"The master of Mâcon." Robert Parker
Jean Thévenet’s family roots in the town of Viré in Mâconnais go back some five hundred years. His grandfather was among the first to suggest a special appellation for these two villages, Viré and Clessé that produce superior wines. The appellation of Viré-Clessé was finally approved and ironically Jean Thévenet was not included in the new superior appellation. The reason was that his ripe, rich and concentrated wines did not fit the mould of the prototypical Mâcon wine, and some suspect they were too highly praised by wine critics!
Unlike many of his neighbours, Thévenet severely limits his yields to concentrate the juice of the grapes, and he picks the grapes very late and harvests by hand. This concentrated juice is fermented in low temperatures which take as long as one or two years developing tremendous complexity in his two hundred-year-old foudres (old, large oak barrels that can hold more than a thousand litre wine which imparts no flavour unlike new oak). Resulting rich, powerful Chardonnay wines are atypical of a region of Mâcon better known for light plonk wines.
Although authorities claim that Jean Thévenet’s wines are atypical of this region, after extensive research he suggests that the old Mâcon Virés were made in almost exactly the same way as his own, similar levels of alcohol and sugar. “We are the ones upholding tradition” he claims. His wines indeed classics that can age for decades and comparable with the best Cote d’Or whites.
These are some of the few praises by prominent wine critics and writers;
"... these are the wines of a genius ... Jean Thevenet makes the finest wine of the Maconnais region"
"I think, for my part, that these are the finest wines of Mâconnais. The Mâcon-Clessé of vintages 86, 89 and 90 have reached the level of a great vintage of the Côte-d’Or."
"These wines are complex and fascinating, as age-worthy as many white Burgundy wines, perhaps even more so. Their high residual sugar levels are part of Thévenet's DNA, something that he believes is intrinsically related to terroir expression; on more than one visit he reminded me that historically wines from this region contained similar levels of sweetness. Prices remain a fraction of what you would have to pay for a top Côte de Beaune, and I cannot recommend these highly enough."
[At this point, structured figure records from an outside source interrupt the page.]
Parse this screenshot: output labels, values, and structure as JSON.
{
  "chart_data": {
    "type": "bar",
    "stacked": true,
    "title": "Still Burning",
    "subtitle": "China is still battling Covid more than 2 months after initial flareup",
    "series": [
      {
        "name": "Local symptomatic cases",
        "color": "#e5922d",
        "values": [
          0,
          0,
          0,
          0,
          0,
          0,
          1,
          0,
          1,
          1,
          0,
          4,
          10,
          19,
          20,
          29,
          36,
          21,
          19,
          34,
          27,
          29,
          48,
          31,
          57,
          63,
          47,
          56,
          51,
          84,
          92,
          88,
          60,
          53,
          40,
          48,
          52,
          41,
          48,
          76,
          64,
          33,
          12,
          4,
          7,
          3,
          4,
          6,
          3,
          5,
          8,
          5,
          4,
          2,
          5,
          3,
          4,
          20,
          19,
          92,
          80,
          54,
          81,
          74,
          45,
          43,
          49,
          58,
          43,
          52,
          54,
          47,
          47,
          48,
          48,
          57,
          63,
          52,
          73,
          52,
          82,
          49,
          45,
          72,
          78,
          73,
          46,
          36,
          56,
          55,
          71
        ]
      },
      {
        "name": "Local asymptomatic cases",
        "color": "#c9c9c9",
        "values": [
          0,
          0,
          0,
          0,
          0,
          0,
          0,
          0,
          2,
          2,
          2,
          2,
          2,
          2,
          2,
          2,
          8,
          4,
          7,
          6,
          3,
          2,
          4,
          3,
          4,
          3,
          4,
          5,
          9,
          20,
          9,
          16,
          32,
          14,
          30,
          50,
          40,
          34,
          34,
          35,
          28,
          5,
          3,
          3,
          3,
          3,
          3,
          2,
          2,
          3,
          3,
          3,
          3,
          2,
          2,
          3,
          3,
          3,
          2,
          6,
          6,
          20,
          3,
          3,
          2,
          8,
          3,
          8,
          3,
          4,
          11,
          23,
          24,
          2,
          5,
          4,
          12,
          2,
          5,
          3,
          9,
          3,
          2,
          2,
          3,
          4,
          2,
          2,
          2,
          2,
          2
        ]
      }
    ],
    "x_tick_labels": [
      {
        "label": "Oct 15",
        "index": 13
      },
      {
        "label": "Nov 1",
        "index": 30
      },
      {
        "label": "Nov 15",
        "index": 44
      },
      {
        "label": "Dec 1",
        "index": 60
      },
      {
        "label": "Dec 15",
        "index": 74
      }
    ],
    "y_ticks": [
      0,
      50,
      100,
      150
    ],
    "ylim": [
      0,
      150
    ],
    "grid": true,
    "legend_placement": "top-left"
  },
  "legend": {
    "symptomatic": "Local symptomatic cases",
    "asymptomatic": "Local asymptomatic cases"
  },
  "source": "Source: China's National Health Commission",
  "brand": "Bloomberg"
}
“He's obsessed with quality and makes terrific, highly distinctive white Burgundy.”
Bettane & Desseauve
“Jean Thévenet is the undisputed leader in quality in Mâconnais. Admittedly, it benefits Clessé
a privileged microclimate, which allows him to harvest grapes enriched by noble rot and therefore
produce sweet wines or liquoreux absolutely amazing. But its simplest vintages already have the richness of constitution of a beautiful Pouilly-Fuissé and attest to the class of hillside lands. The new Viré-Clessé appellation is ridiculous by banning the production of wines with residual sugar and outlawing the most beautiful vintages produced on its territory. We are ashamed of the prestige of France.